In order to proof the convergence of such a game, number terms and theorems need to be introduced.

Definition 1 (path)

A path in G is a finite or infinite sequence of \( \varphi = \left( {{\mathbf{s}}^{1} ,{\mathbf{s}}^{2} , \ldots ,{\mathbf{s}}^{\varvec{l}} , \ldots } \right) \) such that for every l ≥ 1 there exists a unique deviator the number of which is the index of the only column differ between \( {\mathbf{s}}^{\varvec{l}} \) and \( {\mathbf{s}}^{{\varvec{l} + 1}} \).

Based on its definition, followings can be taken as granted about a path:

• Only unilateral deviations are permitted in a path.

• Multilateral paths can be introduced as a broader class of paths in which s ^k and s ^k+1 can differ in multiple columns.

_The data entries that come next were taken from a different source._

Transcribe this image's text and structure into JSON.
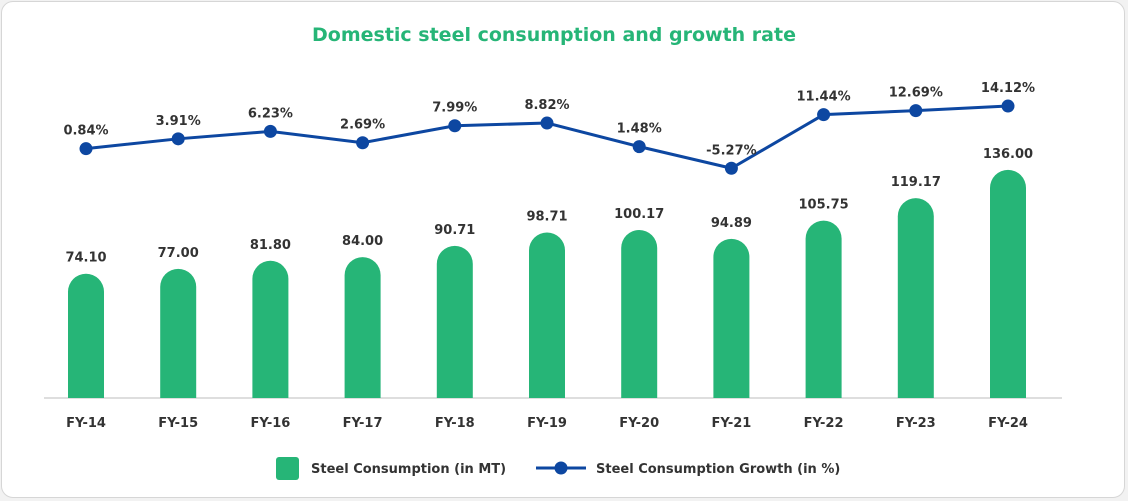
{
  "chart_data": {
    "type": "bar",
    "title": "Domestic steel consumption and growth rate",
    "categories": [
      "FY-14",
      "FY-15",
      "FY-16",
      "FY-17",
      "FY-18",
      "FY-19",
      "FY-20",
      "FY-21",
      "FY-22",
      "FY-23",
      "FY-24"
    ],
    "series": [
      {
        "name": "Steel Consumption (in MT)",
        "type": "bar",
        "values": [
          74.1,
          77.0,
          81.8,
          84.0,
          90.71,
          98.71,
          100.17,
          94.89,
          105.75,
          119.17,
          136.0
        ],
        "labels": [
          "74.10",
          "77.00",
          "81.80",
          "84.00",
          "90.71",
          "98.71",
          "100.17",
          "94.89",
          "105.75",
          "119.17",
          "136.00"
        ],
        "color": "#26b577"
      },
      {
        "name": "Steel Consumption Growth (in %)",
        "type": "line",
        "values": [
          0.84,
          3.91,
          6.23,
          2.69,
          7.99,
          8.82,
          1.48,
          -5.27,
          11.44,
          12.69,
          14.12
        ],
        "labels": [
          "0.84%",
          "3.91%",
          "6.23%",
          "2.69%",
          "7.99%",
          "8.82%",
          "1.48%",
          "-5.27%",
          "11.44%",
          "12.69%",
          "14.12%"
        ],
        "color": "#0d47a1"
      }
    ],
    "title_color": "#26b577",
    "grid": false,
    "legend_position": "bottom"
  }
}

Definition 2 (improvement path)

An Improvement Path is a path in which following holds: \( \forall k \ge 1, u_{i} \left( {{\mathbf{s}}^{{{\mathbf{k}} + 1}} } \right) > u_{i} \left( {{\mathbf{s}}^{{\mathbf{k}}} } \right) \) Where i is the unique deviator in kth step. Based on the above definition, players are assumed to play rational in an Improvement Path.

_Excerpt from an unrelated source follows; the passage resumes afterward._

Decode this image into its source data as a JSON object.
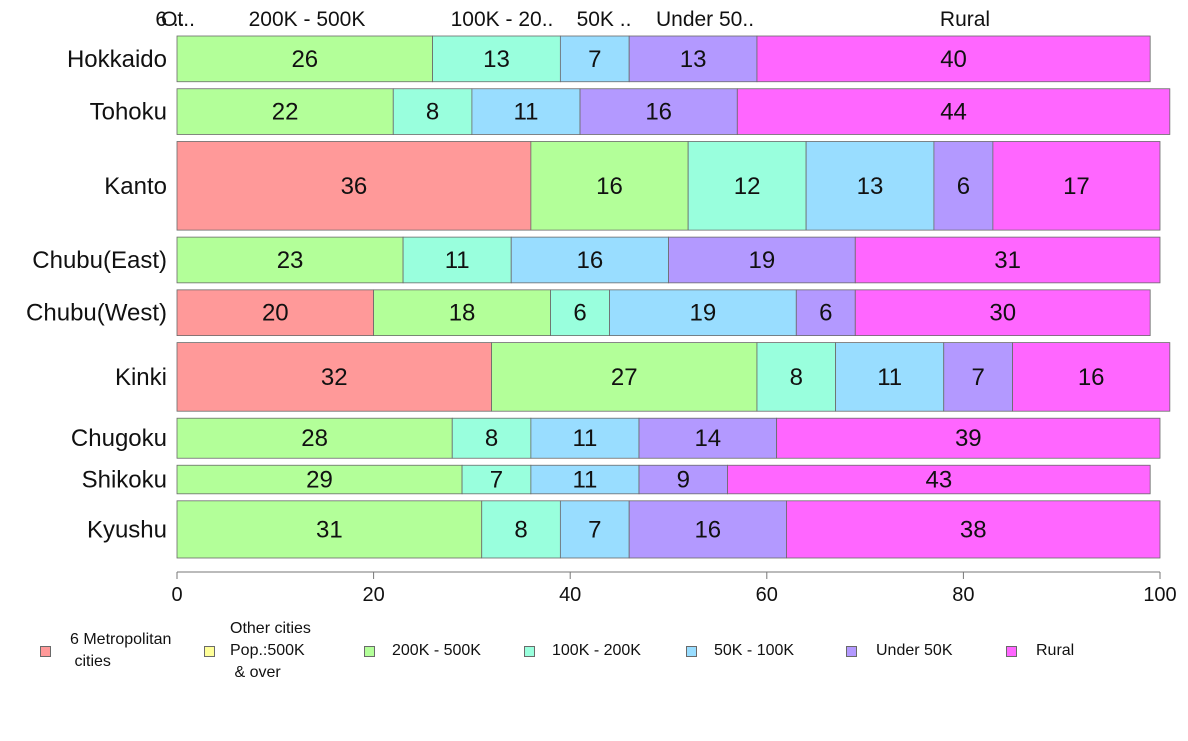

Definition 3 (finite improvement property (FIP))

Game \( G = \left( {N,\varvec{S},\left\{ {u_{i} } \right\}} \right) \) is said to have the FIP if all improvement paths in it are finite.

Definition 4 (cycle)

A cycle is a finite path of \( c = \left( {{\mathbf{s}}^{1} ,{\mathbf{s}}^{2} , \ldots ,{\mathbf{s}}^{\varvec{l}} } \right) \) in which, \( {\mathbf{s}}^{1} = {\mathbf{s}}^{\varvec{l}} \). This cycle is called an improvement cycle if c is an improvement path.

Considering mentioned definitions, Theorem 2 is brought out which proves the decisive convergence of Ordinal Potential games under certain circumstances and is a step ahead to prove the convergence of our network.

Theorem 2 (ordinal potential games have FIP)

As is mentioned in [12] having FIP in a finite game \( G = \left( {N,\varvec{S},\left\{ {u_{i} } \right\}} \right) \) is equivalent to not having improvement cycles in it, thus below is offered the proof of Ordinal Potential games having FIP:Consider an Improvement cycle of \( c = \left( {{\mathbf{s}}^{1} ,{\mathbf{s}}^{2} , \ldots ,{\mathbf{s}}^{\varvec{l}} } \right) \), in which:

$$ {\mathbf{s}}^{1} = {\mathbf{s}}^{\varvec{l}} {\text{and }}\forall 1 \le k \le l:u_{i} \left( {{\mathbf{s}}^{{{\mathbf{k}} + 1}} } \right) > u_{i} \left( {{\mathbf{s}}^{{\mathbf{k}}} } \right)\quad \forall 1 \le k \le l $$

(14)

Where i is the unique deviator in kth step. Occurring c in an Ordinal Potential game G ^*with v(·) as its potential function, results in:

$$ \forall 1 \le k \le l :v\left( {{\mathbf{s}}^{{{\mathbf{k}} + 1}} } \right) > v\left( {{\mathbf{s}}^{{\mathbf{k}}} } \right) $$

(15)

That results in: \( v\left( {{\mathbf{s}}^{1} } \right) < v\left( {{\mathbf{s}}^{2} } \right) < \ldots < v\left( {{\mathbf{s}}^{\varvec{l}} } \right) = v\left( {{\mathbf{s}}^{1} } \right) \) which is not possible.Thus there exists no such c which, proving that all Ordinal Potential games have FIP.

1.1 Convergence

Being applied the Asynchronous timing rule and best response decision rule, a game having FIP is proved to enjoy convergence property [12]. For the introduced game, if the number of network users is sufficiently large, the probability of existence of two or more deviators in each step is negligible. Hence, the game is an ordinal potential one in which all the strategy sequences can be considered as improvement paths and we have proved that all such paths in an ordinal potential game are finite so the strategy sequences converge.